For teams that want to go a step further and systematize how they use AI around content, SEO optimization, or analytics dashboards that read from a PHP API,
specialized partners such as data and analytics consultancies
can help design the architecture and governance that sit on top of the raw endpoints.

The important part from an API-design perspective is to keep your endpoints predictable, documented, and versioned. That makes it much easier for
downstream consumers whether theyre dashboards, front-ends, or AI agents to rely on your interface.

FAQ: Building a RESTful API in PHP with Slim and PHP-DI

Is Slim a good choice for production RESTful APIs in PHP?

Slim is a solid choice for production as long as you design your architecture carefully. It is used in many real-world systems where a full-stack
framework would be overkill. Combined with PHP-DI, PSR-7/15 components, and proper logging, Slim can power secure and scalable RESTful APIs
that are easy to test and maintain.

What PHP version should I use to build a new RESTful API with Slim?

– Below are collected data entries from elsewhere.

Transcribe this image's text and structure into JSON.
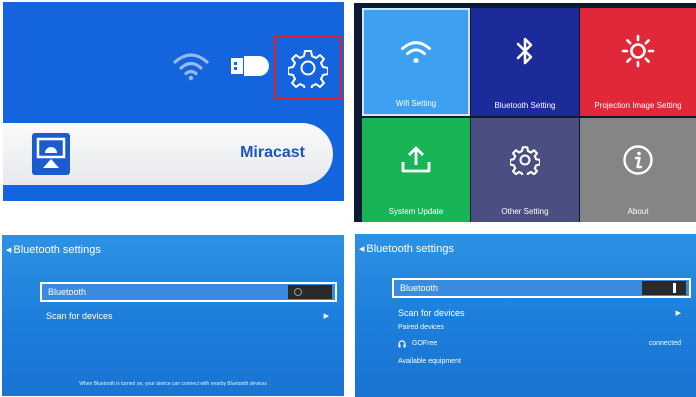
{
  "home": {
    "miracast_label": "Miracast",
    "icons": [
      "wifi-icon",
      "usb-icon",
      "settings-icon",
      "miracast-icon"
    ],
    "highlight_color": "#e02020"
  },
  "settings_menu": {
    "tiles": [
      {
        "label": "Wifi Setting",
        "icon": "wifi-icon",
        "color": "#3da0f0"
      },
      {
        "label": "Bluetooth Setting",
        "icon": "bluetooth-icon",
        "color": "#1d2a9a"
      },
      {
        "label": "Projection Image Setting",
        "icon": "brightness-icon",
        "color": "#e02838"
      },
      {
        "label": "System Update",
        "icon": "upload-icon",
        "color": "#18b456"
      },
      {
        "label": "Other Setting",
        "icon": "gear-icon",
        "color": "#4a4e80"
      },
      {
        "label": "About",
        "icon": "info-icon",
        "color": "#858585"
      }
    ]
  },
  "bt_off": {
    "title": "Bluetooth settings",
    "bluetooth_label": "Bluetooth",
    "toggle_state": "off",
    "scan_label": "Scan for devices",
    "note": "When Bluetooth is turned on, your device can connect with nearby Bluetooth devices"
  },
  "bt_on": {
    "title": "Bluetooth settings",
    "bluetooth_label": "Bluetooth",
    "toggle_state": "on",
    "scan_label": "Scan for devices",
    "paired_header": "Paired devices",
    "device_name": "GOFree",
    "device_status": "connected",
    "available_header": "Available equipment"
  }
}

For any new RESTful API in PHP, you should target at least PHP 8.1 or newer. Recent versions bring strong typing, attributes, better performance,
and improved error handling, all of which make your Slim and PHP-DI code cleaner and safer. Many modern libraries are also starting to require
newer PHP versions.

Do I really need a dependency injection container like PHP-DI?

Technically you can build a small API without a DI container, but PHP-DI quickly pays off as your project grows. It keeps your controllers and services
decoupled from infrastructure details, centralizes object construction, and makes testing far easier. For APIs that may evolve over time or be
used by multiple teams, a container is a practical necessity.

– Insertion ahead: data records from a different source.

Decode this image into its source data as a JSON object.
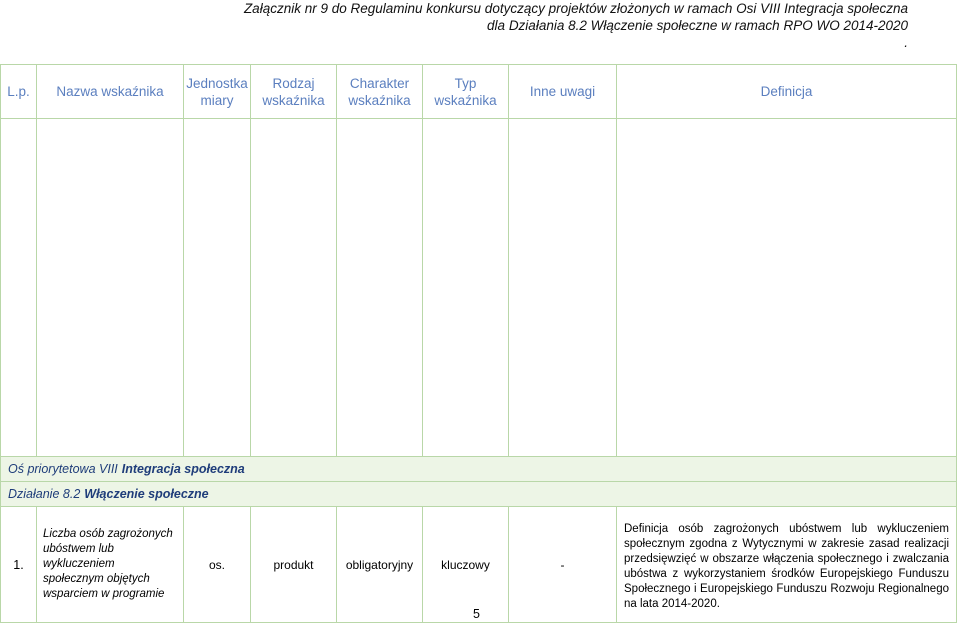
{
  "header": {
    "line1": "Załącznik nr 9 do Regulaminu konkursu dotyczący projektów złożonych w ramach Osi VIII Integracja społeczna",
    "line2": "dla Działania 8.2 Włączenie społeczne w ramach RPO WO 2014-2020",
    "line3": "."
  },
  "table": {
    "headers": {
      "lp": "L.p.",
      "name": "Nazwa wskaźnika",
      "unit": "Jednostka miary",
      "kind": "Rodzaj wskaźnika",
      "character": "Charakter wskaźnika",
      "type": "Typ wskaźnika",
      "notes": "Inne uwagi",
      "definition": "Definicja"
    },
    "axis": {
      "prefix": "Oś priorytetowa VIII",
      "name": "Integracja społeczna"
    },
    "measure": {
      "prefix": "Działanie 8.2",
      "name": "Włączenie społeczne"
    },
    "rows": [
      {
        "lp": "1.",
        "name": "Liczba osób zagrożonych ubóstwem lub wykluczeniem społecznym objętych wsparciem w programie",
        "unit": "os.",
        "kind": "produkt",
        "character": "obligatoryjny",
        "type": "kluczowy",
        "notes": "-",
        "definition": "Definicja osób zagrożonych ubóstwem lub wykluczeniem społecznym zgodna z Wytycznymi w zakresie zasad realizacji przedsięwzięć w obszarze włączenia społecznego i zwalczania ubóstwa z wykorzystaniem środków Europejskiego Funduszu Społecznego i Europejskiego Funduszu Rozwoju Regionalnego na lata 2014-2020."
      }
    ]
  },
  "footer": {
    "page_number": "5"
  },
  "colors": {
    "header_text": "#5b7fbf",
    "border": "#b9d7a8",
    "band_bg": "#edf5e6",
    "band_text": "#1f3d7a"
  }
}
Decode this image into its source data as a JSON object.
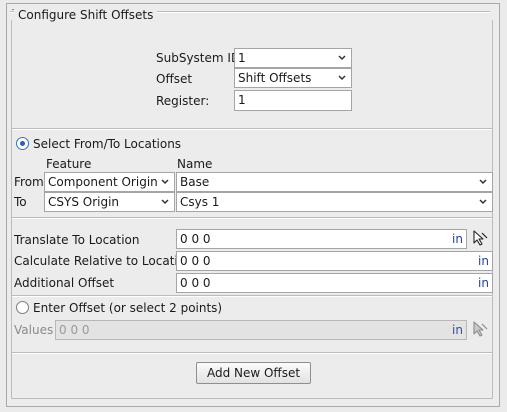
{
  "panel": {
    "title": "Configure Shift Offsets"
  },
  "top_fields": {
    "subsystem_label": "SubSystem ID",
    "subsystem_value": "1",
    "offset_label": "Offset",
    "offset_value": "Shift Offsets",
    "register_label": "Register:",
    "register_value": "1"
  },
  "from_to": {
    "radio_label": "Select From/To Locations",
    "radio_checked": true,
    "feature_header": "Feature",
    "name_header": "Name",
    "from_label": "From",
    "from_feature": "Component Origin",
    "from_name": "Base",
    "to_label": "To",
    "to_feature": "CSYS Origin",
    "to_name": "Csys 1"
  },
  "locations": {
    "translate_label": "Translate To Location",
    "translate_value": "0 0 0",
    "calc_label": "Calculate Relative to Location",
    "calc_value": "0 0 0",
    "additional_label": "Additional Offset",
    "additional_value": "0 0 0",
    "unit": "in"
  },
  "enter_offset": {
    "radio_label": "Enter Offset (or select 2 points)",
    "radio_checked": false,
    "values_label": "Values",
    "values_value": "0 0 0",
    "unit": "in"
  },
  "actions": {
    "add_label": "Add New Offset"
  },
  "icons": {
    "dropdown": "chevron-down-icon",
    "picker": "cursor-pick-icon"
  },
  "colors": {
    "unit_text": "#1f3fb3",
    "radio_dot": "#2a5fb8"
  }
}
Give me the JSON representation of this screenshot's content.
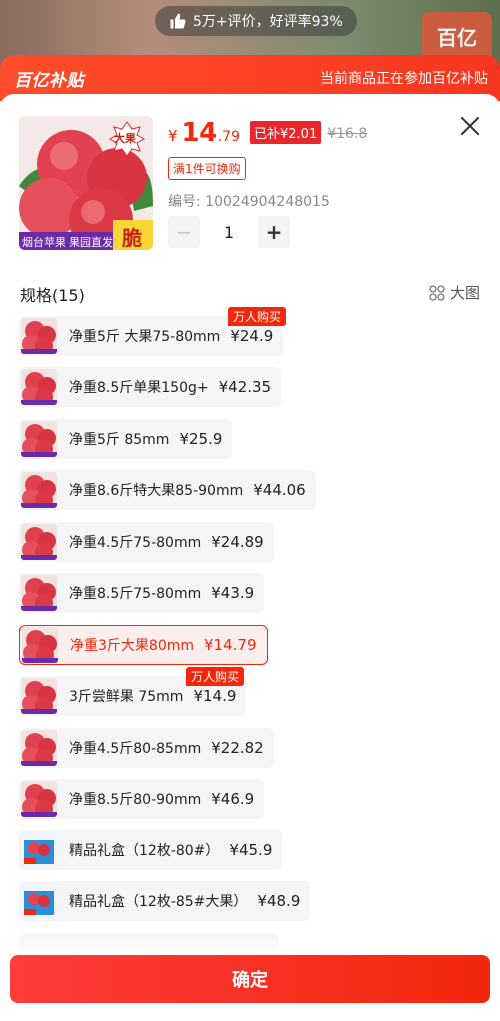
{
  "review_pill": {
    "text": "5万+评价，好评率93%"
  },
  "corner_logo": {
    "text": "百亿"
  },
  "banner": {
    "logo": "百亿补贴",
    "text": "当前商品正在参加百亿补贴"
  },
  "product": {
    "img_tags": {
      "big": "大果",
      "bottom_left": "烟台苹果",
      "bottom_mid": "果园直发",
      "crisp": "脆"
    },
    "price_symbol": "¥",
    "price_int": "14",
    "price_dec": ".79",
    "subsidy": "已补¥2.01",
    "orig_price": "¥16.8",
    "swap_tag": "满1件可换购",
    "sku_no": "编号: 10024904248015",
    "quantity": "1",
    "minus": "−",
    "plus": "+"
  },
  "specs": {
    "title": "规格(15)",
    "big_pic_label": "大图",
    "options": [
      {
        "name": "净重5斤 大果75-80mm",
        "price": "¥24.9",
        "badge": "万人购买"
      },
      {
        "name": "净重8.5斤单果150g+",
        "price": "¥42.35"
      },
      {
        "name": "净重5斤 85mm",
        "price": "¥25.9"
      },
      {
        "name": "净重8.6斤特大果85-90mm",
        "price": "¥44.06"
      },
      {
        "name": "净重4.5斤75-80mm",
        "price": "¥24.89"
      },
      {
        "name": "净重8.5斤75-80mm",
        "price": "¥43.9"
      },
      {
        "name": "净重3斤大果80mm",
        "price": "¥14.79",
        "selected": true
      },
      {
        "name": "3斤尝鲜果 75mm",
        "price": "¥14.9",
        "badge": "万人购买"
      },
      {
        "name": "净重4.5斤80-85mm",
        "price": "¥22.82"
      },
      {
        "name": "净重8.5斤80-90mm",
        "price": "¥46.9"
      },
      {
        "name": "精品礼盒（12枚-80#）",
        "price": "¥45.9",
        "giftbox": true
      },
      {
        "name": "精品礼盒（12枚-85#大果）",
        "price": "¥48.9",
        "giftbox": true
      }
    ]
  },
  "confirm_label": "确定",
  "colors": {
    "accent": "#f2270c",
    "banner": "#f7361f",
    "option_bg": "#f5f5f7"
  }
}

How should I document a RESTful API built with Slim?

The most common approach is to describe your endpoints using the OpenAPI (Swagger) specification, then generate interactive documentation for
developers. You can maintain the specification alongside your PHP code and even use it to generate client SDKs. Clear documentation about
resources, HTTP verbs, status codes, and error formats is essential for any Slim-based API that you expect others to consume.

How can I secure a Slim RESTful API?

Security typically combines several layers: HTTPS everywhere, authentication and authorization middleware (for example JWT or OAuth 2.0),
rate limiting, input validation, and proper error handling that avoids leaking sensitive details. Slims middleware pipeline allows you
to implement these concerns cleanly without tangling them with business logic.